Issue with the tokenizer for French texts?
I observed a strange behavior of the tokenizer when dealing with texts in French. In particular, contrary to previous models, it seems to consistently remove the spaces before "!" or "?", e.g.
tokenizer.decode(tokenizer.encode("Ah ? Eh bien !"))
becomes
"Ah? Eh bien!"
(i.e. it defaults to English punctuation rules, which differs from the French one). I understand this might seem unimportant to some, but it does matter for my use case.
I can fix this by adding two spaces instead of one, but this does not feel like an elegant solution. Is there something I'm missing/doing wrong?
For context, I am using the transformers library (with the aim of fine-tuning the model).
Thanks! Should be fixed by https://huggingface.co/mistralai/Mistral-Nemo-Instruct-2407/discussions/13.
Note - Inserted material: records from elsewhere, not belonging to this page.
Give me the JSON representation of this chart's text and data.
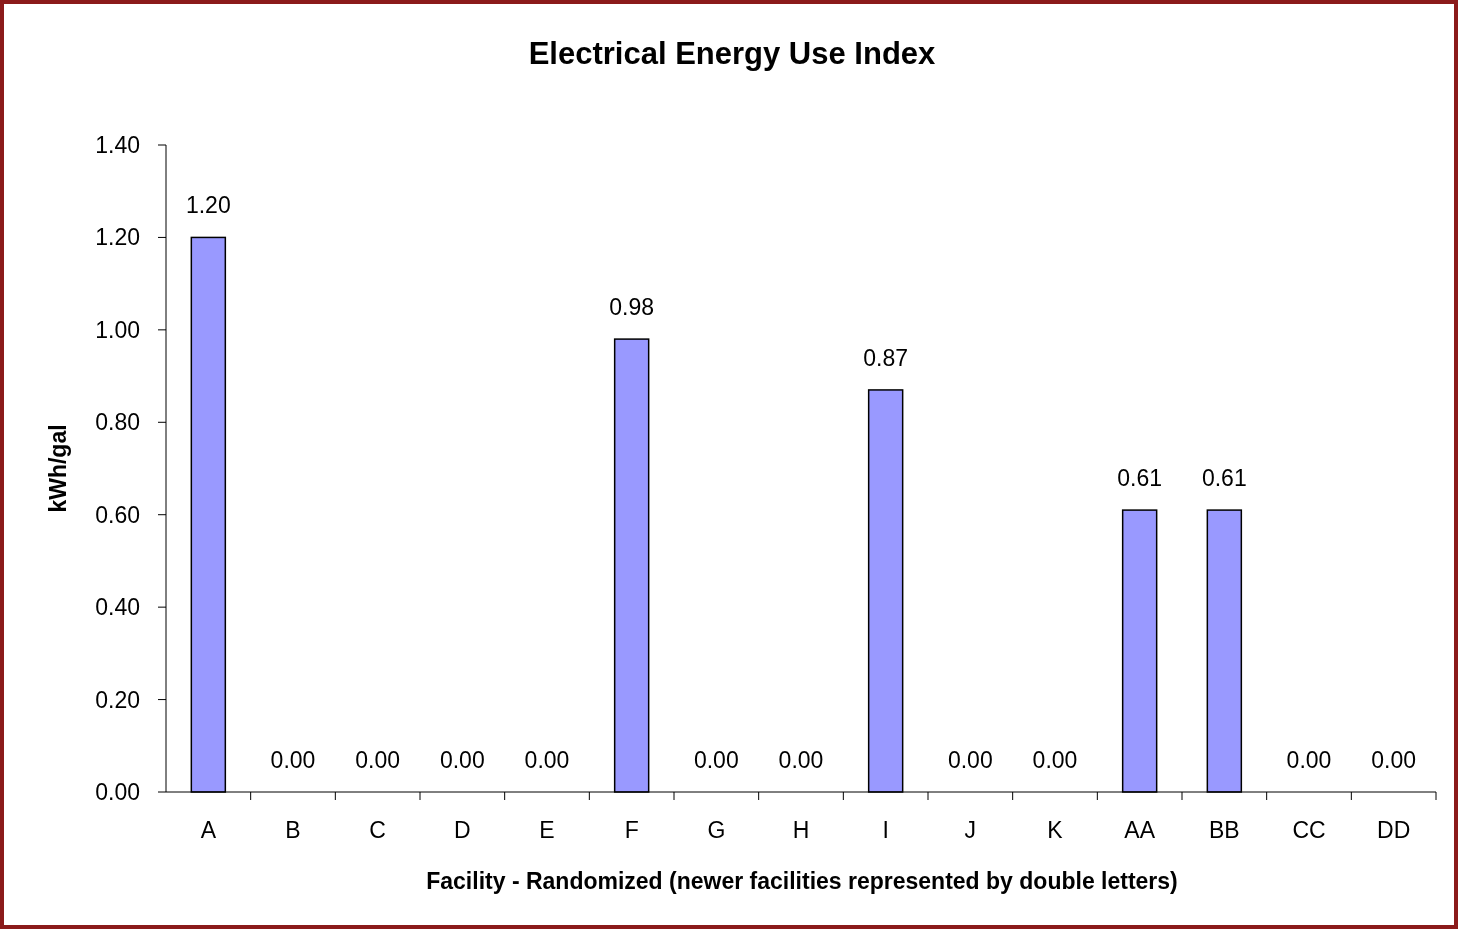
{
  "chart_data": {
    "type": "bar",
    "title": "Electrical Energy Use Index",
    "xlabel": "Facility - Randomized (newer facilities represented by double letters)",
    "ylabel": "kWh/gal",
    "categories": [
      "A",
      "B",
      "C",
      "D",
      "E",
      "F",
      "G",
      "H",
      "I",
      "J",
      "K",
      "AA",
      "BB",
      "CC",
      "DD"
    ],
    "values": [
      1.2,
      0,
      0,
      0,
      0,
      0.98,
      0,
      0,
      0.87,
      0,
      0,
      0.61,
      0.61,
      0,
      0
    ],
    "value_labels": [
      "1.20",
      "0.00",
      "0.00",
      "0.00",
      "0.00",
      "0.98",
      "0.00",
      "0.00",
      "0.87",
      "0.00",
      "0.00",
      "0.61",
      "0.61",
      "0.00",
      "0.00"
    ],
    "color": "#9999ff",
    "ylim": [
      0,
      1.4
    ],
    "yticks": [
      {
        "value": 0,
        "label": "0.00"
      },
      {
        "value": 0.2,
        "label": "0.20"
      },
      {
        "value": 0.4,
        "label": "0.40"
      },
      {
        "value": 0.6,
        "label": "0.60"
      },
      {
        "value": 0.8,
        "label": "0.80"
      },
      {
        "value": 1,
        "label": "1.00"
      },
      {
        "value": 1.2,
        "label": "1.20"
      },
      {
        "value": 1.4,
        "label": "1.40"
      }
    ],
    "grid": false
  }
}
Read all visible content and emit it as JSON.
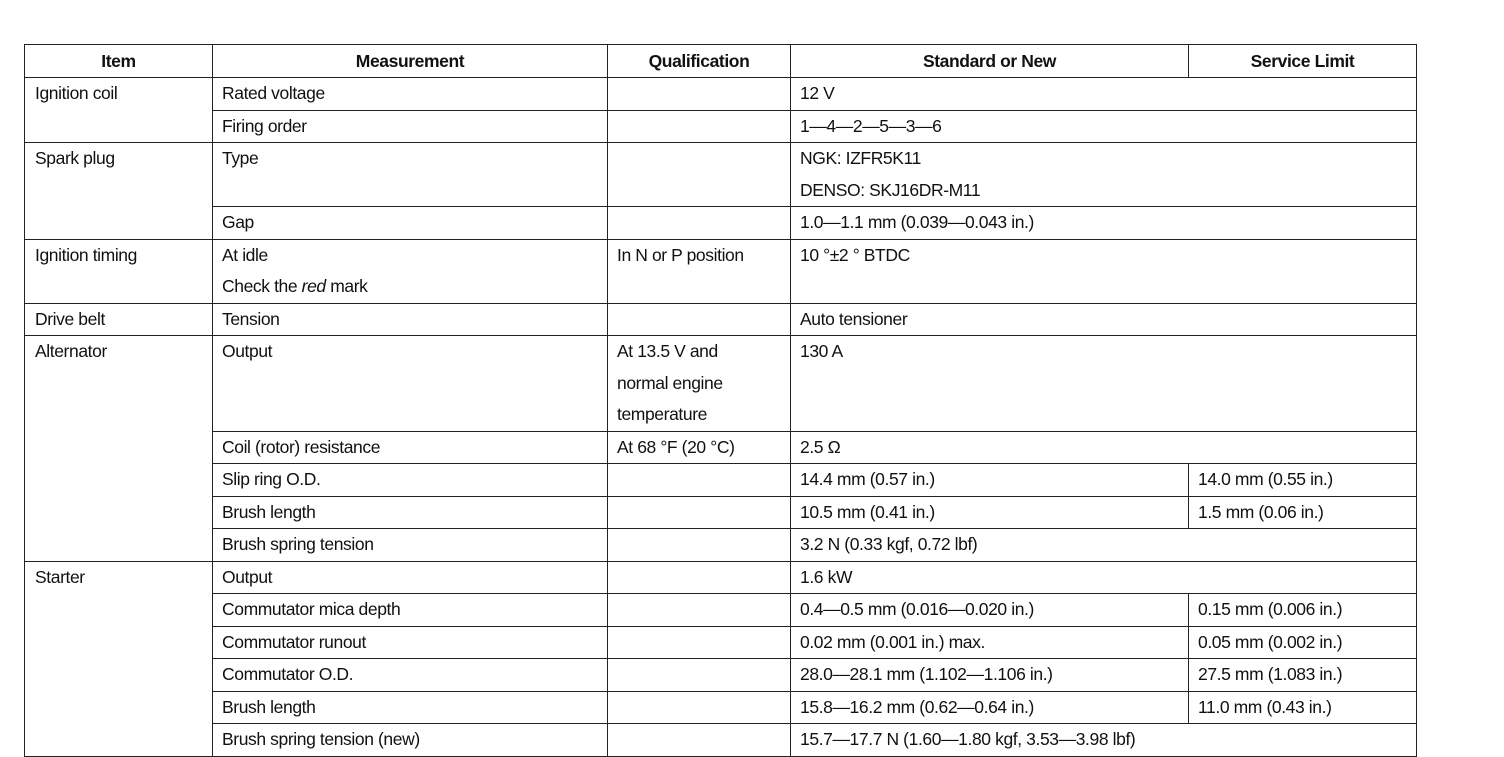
{
  "headers": [
    "Item",
    "Measurement",
    "Qualification",
    "Standard or New",
    "Service Limit"
  ],
  "groups": [
    {
      "item": "Ignition coil",
      "rows": [
        {
          "measurement": [
            "Rated voltage"
          ],
          "qualification": [],
          "standard": [
            "12 V"
          ],
          "limit": null
        },
        {
          "measurement": [
            "Firing order"
          ],
          "qualification": [],
          "standard": [
            "1—4—2—5—3—6"
          ],
          "limit": null
        }
      ]
    },
    {
      "item": "Spark plug",
      "rows": [
        {
          "measurement": [
            "Type"
          ],
          "qualification": [],
          "standard": [
            "NGK: IZFR5K11",
            "DENSO: SKJ16DR-M11"
          ],
          "limit": null
        },
        {
          "measurement": [
            "Gap"
          ],
          "qualification": [],
          "standard": [
            "1.0—1.1 mm (0.039—0.043 in.)"
          ],
          "limit": null
        }
      ]
    },
    {
      "item": "Ignition timing",
      "rows": [
        {
          "measurement": [
            "At idle",
            "Check the red mark"
          ],
          "qualification": [
            "In N or P position"
          ],
          "standard": [
            "10 °±2 ° BTDC"
          ],
          "limit": null
        }
      ]
    },
    {
      "item": "Drive belt",
      "rows": [
        {
          "measurement": [
            "Tension"
          ],
          "qualification": [],
          "standard": [
            "Auto tensioner"
          ],
          "limit": null
        }
      ]
    },
    {
      "item": "Alternator",
      "rows": [
        {
          "measurement": [
            "Output"
          ],
          "qualification": [
            "At 13.5 V and",
            "normal engine",
            "temperature"
          ],
          "standard": [
            "130 A"
          ],
          "limit": null
        },
        {
          "measurement": [
            "Coil (rotor) resistance"
          ],
          "qualification": [
            "At 68 °F (20 °C)"
          ],
          "standard": [
            "2.5 Ω"
          ],
          "limit": null
        },
        {
          "measurement": [
            "Slip ring O.D."
          ],
          "qualification": [],
          "standard": [
            "14.4 mm (0.57 in.)"
          ],
          "limit": "14.0 mm (0.55 in.)"
        },
        {
          "measurement": [
            "Brush length"
          ],
          "qualification": [],
          "standard": [
            "10.5 mm (0.41 in.)"
          ],
          "limit": "1.5 mm (0.06 in.)"
        },
        {
          "measurement": [
            "Brush spring tension"
          ],
          "qualification": [],
          "standard": [
            "3.2 N (0.33 kgf, 0.72 lbf)"
          ],
          "limit": null
        }
      ]
    },
    {
      "item": "Starter",
      "rows": [
        {
          "measurement": [
            "Output"
          ],
          "qualification": [],
          "standard": [
            "1.6 kW"
          ],
          "limit": null
        },
        {
          "measurement": [
            "Commutator mica depth"
          ],
          "qualification": [],
          "standard": [
            "0.4—0.5 mm (0.016—0.020 in.)"
          ],
          "limit": "0.15 mm (0.006 in.)"
        },
        {
          "measurement": [
            "Commutator runout"
          ],
          "qualification": [],
          "standard": [
            "0.02 mm (0.001 in.) max."
          ],
          "limit": "0.05 mm (0.002 in.)"
        },
        {
          "measurement": [
            "Commutator O.D."
          ],
          "qualification": [],
          "standard": [
            "28.0—28.1 mm (1.102—1.106 in.)"
          ],
          "limit": "27.5 mm (1.083 in.)"
        },
        {
          "measurement": [
            "Brush length"
          ],
          "qualification": [],
          "standard": [
            "15.8—16.2 mm (0.62—0.64 in.)"
          ],
          "limit": "11.0 mm (0.43 in.)"
        },
        {
          "measurement": [
            "Brush spring tension (new)"
          ],
          "qualification": [],
          "standard": [
            "15.7—17.7 N (1.60—1.80 kgf, 3.53—3.98 lbf)"
          ],
          "limit": null
        }
      ]
    }
  ]
}
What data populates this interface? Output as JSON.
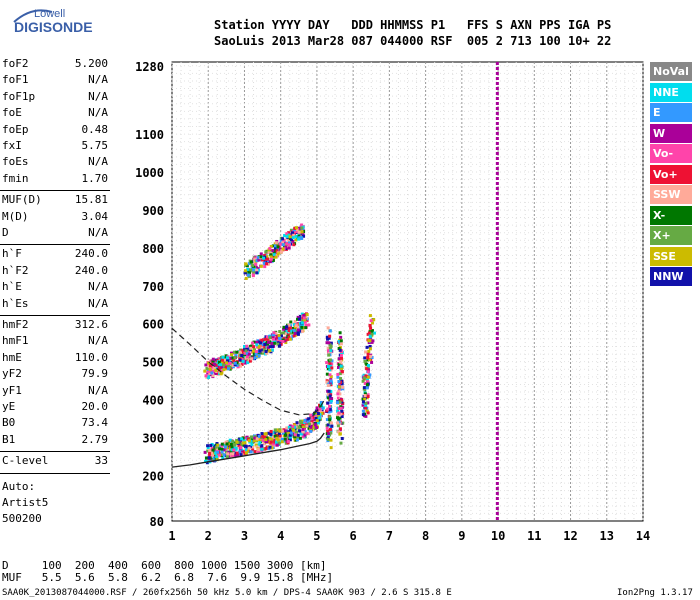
{
  "logo": {
    "top": "Lowell",
    "main": "DIGISONDE"
  },
  "header": {
    "line1": "Station YYYY DAY   DDD HHMMSS P1   FFS S AXN PPS IGA PS",
    "line2": "SaoLuis 2013 Mar28 087 044000 RSF  005 2 713 100 10+ 22"
  },
  "params_group1": [
    {
      "k": "foF2",
      "v": "5.200"
    },
    {
      "k": "foF1",
      "v": "N/A"
    },
    {
      "k": "foF1p",
      "v": "N/A"
    },
    {
      "k": "foE",
      "v": "N/A"
    },
    {
      "k": "foEp",
      "v": "0.48"
    },
    {
      "k": "fxI",
      "v": "5.75"
    },
    {
      "k": "foEs",
      "v": "N/A"
    },
    {
      "k": "fmin",
      "v": "1.70"
    }
  ],
  "params_group2": [
    {
      "k": "MUF(D)",
      "v": "15.81"
    },
    {
      "k": "M(D)",
      "v": "3.04"
    },
    {
      "k": "D",
      "v": "N/A"
    }
  ],
  "params_group3": [
    {
      "k": "h`F",
      "v": "240.0"
    },
    {
      "k": "h`F2",
      "v": "240.0"
    },
    {
      "k": "h`E",
      "v": "N/A"
    },
    {
      "k": "h`Es",
      "v": "N/A"
    }
  ],
  "params_group4": [
    {
      "k": "hmF2",
      "v": "312.6"
    },
    {
      "k": "hmF1",
      "v": "N/A"
    },
    {
      "k": "hmE",
      "v": "110.0"
    },
    {
      "k": "yF2",
      "v": "79.9"
    },
    {
      "k": "yF1",
      "v": "N/A"
    },
    {
      "k": "yE",
      "v": "20.0"
    },
    {
      "k": "B0",
      "v": "73.4"
    },
    {
      "k": "B1",
      "v": "2.79"
    }
  ],
  "params_group5": [
    {
      "k": "C-level",
      "v": "33"
    }
  ],
  "auto_info": [
    "Auto:",
    "Artist5",
    "500200"
  ],
  "legend": [
    {
      "label": "NoVal",
      "color": "#888888"
    },
    {
      "label": "NNE",
      "color": "#00ddee"
    },
    {
      "label": "E",
      "color": "#3399ff"
    },
    {
      "label": "W",
      "color": "#aa0099"
    },
    {
      "label": "Vo-",
      "color": "#ff44aa"
    },
    {
      "label": "Vo+",
      "color": "#ee1133"
    },
    {
      "label": "SSW",
      "color": "#ffaa99"
    },
    {
      "label": "X-",
      "color": "#007700"
    },
    {
      "label": "X+",
      "color": "#66aa44"
    },
    {
      "label": "SSE",
      "color": "#ccbb00"
    },
    {
      "label": "NNW",
      "color": "#1111aa"
    }
  ],
  "footer": {
    "line1": "D     100  200  400  600  800 1000 1500 3000 [km]",
    "line2": "MUF   5.5  5.6  5.8  6.2  6.8  7.6  9.9 15.8 [MHz]",
    "line3": "SAA0K_2013087044000.RSF / 260fx256h 50 kHz 5.0 km / DPS-4 SAA0K 903 / 2.6 S 315.8 E",
    "version": "Ion2Png 1.3.17"
  },
  "chart_data": {
    "type": "scatter",
    "title": "",
    "xlabel": "",
    "ylabel": "",
    "xlim": [
      1,
      14
    ],
    "ylim": [
      80,
      1290
    ],
    "x_ticks": [
      1,
      2,
      3,
      4,
      5,
      6,
      7,
      8,
      9,
      10,
      11,
      12,
      13,
      14
    ],
    "y_ticks": [
      80,
      200,
      300,
      400,
      500,
      600,
      700,
      800,
      900,
      1000,
      1100,
      1280
    ],
    "grid": true,
    "legend_placement": "right",
    "marker_vertical_line": {
      "x": 9.98,
      "color": "#aa0099"
    },
    "profile_curve": {
      "x": [
        1.0,
        1.5,
        2.0,
        2.5,
        3.0,
        3.5,
        4.0,
        4.5,
        4.8,
        5.0,
        5.1,
        5.2
      ],
      "y": [
        222,
        228,
        236,
        244,
        252,
        260,
        268,
        278,
        284,
        290,
        298,
        312
      ]
    },
    "virtual_height_trace": {
      "x": [
        1.0,
        1.5,
        2.0,
        2.5,
        3.0,
        3.5,
        4.0,
        4.5,
        4.8,
        5.0,
        5.1,
        5.2
      ],
      "y": [
        588,
        545,
        500,
        462,
        427,
        398,
        372,
        360,
        362,
        370,
        382,
        398
      ]
    },
    "echo_traces": [
      {
        "name": "F1 trace",
        "x": [
          1.9,
          2.2,
          2.6,
          3.0,
          3.4,
          3.8,
          4.2,
          4.6,
          4.9,
          5.1
        ],
        "y": [
          250,
          258,
          266,
          274,
          282,
          292,
          304,
          318,
          338,
          370
        ]
      },
      {
        "name": "F2 trace",
        "x": [
          1.9,
          2.3,
          2.7,
          3.1,
          3.5,
          3.9,
          4.3,
          4.7
        ],
        "y": [
          470,
          486,
          500,
          518,
          534,
          556,
          578,
          606
        ]
      },
      {
        "name": "F3 trace",
        "x": [
          3.0,
          3.4,
          3.8,
          4.2,
          4.6
        ],
        "y": [
          730,
          758,
          786,
          816,
          846
        ]
      },
      {
        "name": "band 5.3",
        "x": [
          5.3,
          5.3,
          5.3,
          5.3
        ],
        "y": [
          300,
          380,
          480,
          580
        ]
      },
      {
        "name": "band 5.6",
        "x": [
          5.6,
          5.6,
          5.6,
          5.6
        ],
        "y": [
          310,
          400,
          480,
          560
        ]
      },
      {
        "name": "band 6.3",
        "x": [
          6.3,
          6.3,
          6.4,
          6.5
        ],
        "y": [
          370,
          450,
          530,
          610
        ]
      }
    ]
  }
}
Can confirm this fixes it :)
from transformers import AutoTokenizer
tokenizer = AutoTokenizer.from_pretrained('Xenova/Mistral-Nemo-Instruct-Tokenizer', revision='refs/pr/2')
tokenizer.decode(tokenizer.encode("Ah ? Eh bien !"))
# <s>Ah ? Eh bien !
Great, many thanks!
Will the tokenizer in the official repo change accordingly? In the meanwhile, I'll use yours :)
Just got merged! :) You can now access it normally.